At a time of misinformation, distrust of expertise and increased social division, the role of the Academy has never been so critical. Moving beyond prestige and academic rigour, we helped the Academy to unite behind progressive principles. Discovery, Humanity and Ambition became the watchwords for an institution committed to helping people to learn, progress and prosper.
The British Academy has been a leader in its disciplines for over 100 years. We reintroduced the definite article to reassert authority and crafted a monogram for confident application. The unique crop of the letterforms in the marque offers a modern solution that invites a closer look and hints at the Academy’s commitment to ensuring progress through academic discovery.
The old logo played the scholarly hand pretty heavily with serif typography for days and a busy seal depicting Clio, the muse of history in Greek mythology. It wasn’t great and it wasn’t terrible but, mainly, it wasn’t a practical logo. The new logo introduces a monogram that provides more flexibility and establishes a graphic mark that is easier to remember, recognize, and associate with the organization. It’s a slightly strange monogram, though, as its two letters don’t quite share the same approach: the “B” seems to be tightly cropped and gives the illusion that the rest of the “B” continues outside but the “A” is just one of the legs without the cropping effect. I understand the intention is to create two abstract renditions of the letters but, Gestalt-ingly, my brain is looking to complete the missing pieces in some sort of logical way.
Nonetheless, as an abstraction, it’s a solid combination of shapes and I like how the “B” looks like an open book. The monogram is very nicely paired with Klim Type Foundry’s Tiempos Headline, keeping the scholarly feel of the old logo but in a much more contemporary way. Please notice how the top of the “T” in “The” is what aligns with the top of the monogram while the “h” shoots up — this may seem obvious but less experienced hands might have simply aligned-to-top the wordmark with the monogram without that small consideration.
The samples of the old look were competently done but there was a clear lack of consistency and intention, making each piece look as if it came from a different organization.
The visual identity starts with prestige and a close association with 10-11 Carlton House Terrace, the historic home of the Academy. Bold verbal and typographic expression lends confidence and modern relevance. A vibrant secondary palette hints at the diversity of subjects and perspectives brought together by the Academy. Imagery plays a key role in representing the Academy’s unique perspective on the human condition and connecting the study of the humanities and social sciences with some of the greatest challenges facing society today.
The identity uses a great combination of Tiempos and, also from Klim, Founders Grotesk X-Condensed, that yields a very satisfying balance of serif and sans serif that allows the different applications to be bolder or quieter but all in the same visual tone.
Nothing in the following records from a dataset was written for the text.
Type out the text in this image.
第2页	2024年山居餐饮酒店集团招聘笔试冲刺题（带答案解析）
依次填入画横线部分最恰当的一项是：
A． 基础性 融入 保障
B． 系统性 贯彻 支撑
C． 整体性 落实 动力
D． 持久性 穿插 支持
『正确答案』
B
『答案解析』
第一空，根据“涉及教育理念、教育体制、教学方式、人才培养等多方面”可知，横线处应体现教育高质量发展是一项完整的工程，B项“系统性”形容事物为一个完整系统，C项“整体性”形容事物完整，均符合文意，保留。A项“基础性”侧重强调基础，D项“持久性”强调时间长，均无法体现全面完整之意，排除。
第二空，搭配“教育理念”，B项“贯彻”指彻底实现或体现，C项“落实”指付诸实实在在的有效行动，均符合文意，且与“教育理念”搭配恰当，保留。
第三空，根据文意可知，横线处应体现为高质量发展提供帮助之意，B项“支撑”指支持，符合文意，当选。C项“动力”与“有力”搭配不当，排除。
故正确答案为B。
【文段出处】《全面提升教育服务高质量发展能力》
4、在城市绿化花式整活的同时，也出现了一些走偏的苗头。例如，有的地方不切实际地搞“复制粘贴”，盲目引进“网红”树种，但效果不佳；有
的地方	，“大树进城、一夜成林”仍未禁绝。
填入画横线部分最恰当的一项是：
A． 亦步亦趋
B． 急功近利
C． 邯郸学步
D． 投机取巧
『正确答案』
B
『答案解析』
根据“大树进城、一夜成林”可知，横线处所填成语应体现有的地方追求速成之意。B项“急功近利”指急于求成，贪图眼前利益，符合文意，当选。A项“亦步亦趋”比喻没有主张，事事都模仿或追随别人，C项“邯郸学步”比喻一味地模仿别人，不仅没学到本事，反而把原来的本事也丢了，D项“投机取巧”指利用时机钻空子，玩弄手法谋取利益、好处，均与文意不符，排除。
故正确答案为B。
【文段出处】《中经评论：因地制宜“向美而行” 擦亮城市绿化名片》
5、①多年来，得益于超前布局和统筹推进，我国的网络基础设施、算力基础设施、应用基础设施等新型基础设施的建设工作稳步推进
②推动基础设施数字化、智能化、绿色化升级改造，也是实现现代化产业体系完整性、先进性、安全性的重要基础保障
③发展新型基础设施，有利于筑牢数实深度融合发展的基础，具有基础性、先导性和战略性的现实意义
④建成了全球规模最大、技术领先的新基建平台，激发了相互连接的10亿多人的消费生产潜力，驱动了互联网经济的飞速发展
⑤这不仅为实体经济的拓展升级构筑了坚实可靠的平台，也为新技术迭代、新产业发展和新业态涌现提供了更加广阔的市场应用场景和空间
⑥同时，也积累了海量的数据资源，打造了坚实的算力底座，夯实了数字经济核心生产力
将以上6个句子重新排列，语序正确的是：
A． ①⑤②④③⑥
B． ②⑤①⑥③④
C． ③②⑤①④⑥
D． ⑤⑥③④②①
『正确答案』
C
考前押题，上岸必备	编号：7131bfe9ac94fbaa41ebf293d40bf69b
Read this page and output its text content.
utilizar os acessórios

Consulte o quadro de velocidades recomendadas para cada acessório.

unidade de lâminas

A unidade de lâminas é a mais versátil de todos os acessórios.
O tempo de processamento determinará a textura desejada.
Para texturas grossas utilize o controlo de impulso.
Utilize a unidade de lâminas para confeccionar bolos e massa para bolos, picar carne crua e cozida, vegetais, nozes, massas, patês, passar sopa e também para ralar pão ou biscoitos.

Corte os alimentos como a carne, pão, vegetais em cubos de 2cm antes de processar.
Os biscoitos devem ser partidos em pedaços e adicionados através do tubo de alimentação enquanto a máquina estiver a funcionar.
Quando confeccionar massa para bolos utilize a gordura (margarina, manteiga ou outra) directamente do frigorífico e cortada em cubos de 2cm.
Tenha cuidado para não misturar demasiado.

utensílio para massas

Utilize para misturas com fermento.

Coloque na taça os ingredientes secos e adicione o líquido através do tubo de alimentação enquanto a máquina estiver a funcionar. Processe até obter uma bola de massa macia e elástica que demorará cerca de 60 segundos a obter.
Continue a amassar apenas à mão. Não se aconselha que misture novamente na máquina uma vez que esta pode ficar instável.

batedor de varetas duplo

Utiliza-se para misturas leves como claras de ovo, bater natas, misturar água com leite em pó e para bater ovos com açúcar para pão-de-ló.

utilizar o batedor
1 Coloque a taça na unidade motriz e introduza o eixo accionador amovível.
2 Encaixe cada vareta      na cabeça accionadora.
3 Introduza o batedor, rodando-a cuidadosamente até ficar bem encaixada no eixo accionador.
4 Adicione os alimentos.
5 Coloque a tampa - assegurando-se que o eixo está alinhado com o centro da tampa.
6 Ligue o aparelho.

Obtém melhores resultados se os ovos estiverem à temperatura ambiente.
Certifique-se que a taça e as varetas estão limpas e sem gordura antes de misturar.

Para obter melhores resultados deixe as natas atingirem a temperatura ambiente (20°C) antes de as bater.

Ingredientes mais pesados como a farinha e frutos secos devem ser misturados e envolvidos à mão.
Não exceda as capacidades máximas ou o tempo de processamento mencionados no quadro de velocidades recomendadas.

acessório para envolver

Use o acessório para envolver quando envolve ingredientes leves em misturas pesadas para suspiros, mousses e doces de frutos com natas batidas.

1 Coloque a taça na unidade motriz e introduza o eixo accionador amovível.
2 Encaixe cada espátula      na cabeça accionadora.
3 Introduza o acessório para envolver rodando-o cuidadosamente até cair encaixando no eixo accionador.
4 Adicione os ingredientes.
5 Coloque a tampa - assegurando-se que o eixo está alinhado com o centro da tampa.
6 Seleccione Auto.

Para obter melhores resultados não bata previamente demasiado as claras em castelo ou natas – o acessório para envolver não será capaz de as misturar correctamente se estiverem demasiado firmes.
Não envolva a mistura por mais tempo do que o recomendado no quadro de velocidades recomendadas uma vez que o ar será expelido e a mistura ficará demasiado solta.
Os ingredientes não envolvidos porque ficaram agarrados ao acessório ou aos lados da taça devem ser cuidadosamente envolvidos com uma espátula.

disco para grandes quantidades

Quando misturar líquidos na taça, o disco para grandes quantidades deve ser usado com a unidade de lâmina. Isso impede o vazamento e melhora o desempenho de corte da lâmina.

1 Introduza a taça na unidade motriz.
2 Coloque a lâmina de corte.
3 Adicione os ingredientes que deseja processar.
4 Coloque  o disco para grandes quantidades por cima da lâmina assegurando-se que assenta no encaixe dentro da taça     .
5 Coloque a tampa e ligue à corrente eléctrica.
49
I like how the monogram can be used small in the corner or large with either artwork falling on top of it or resting underneath it.
It’s uplifting to see strong typography — without many tricks or visual pow-wow — become such a clearly-defining identity for an institution. This is almost like The New York Times’ use of Cheltenham and Franklin Gothic, that can be used in various combinations and still maintain uniformity. Overall, a very fitting redesign.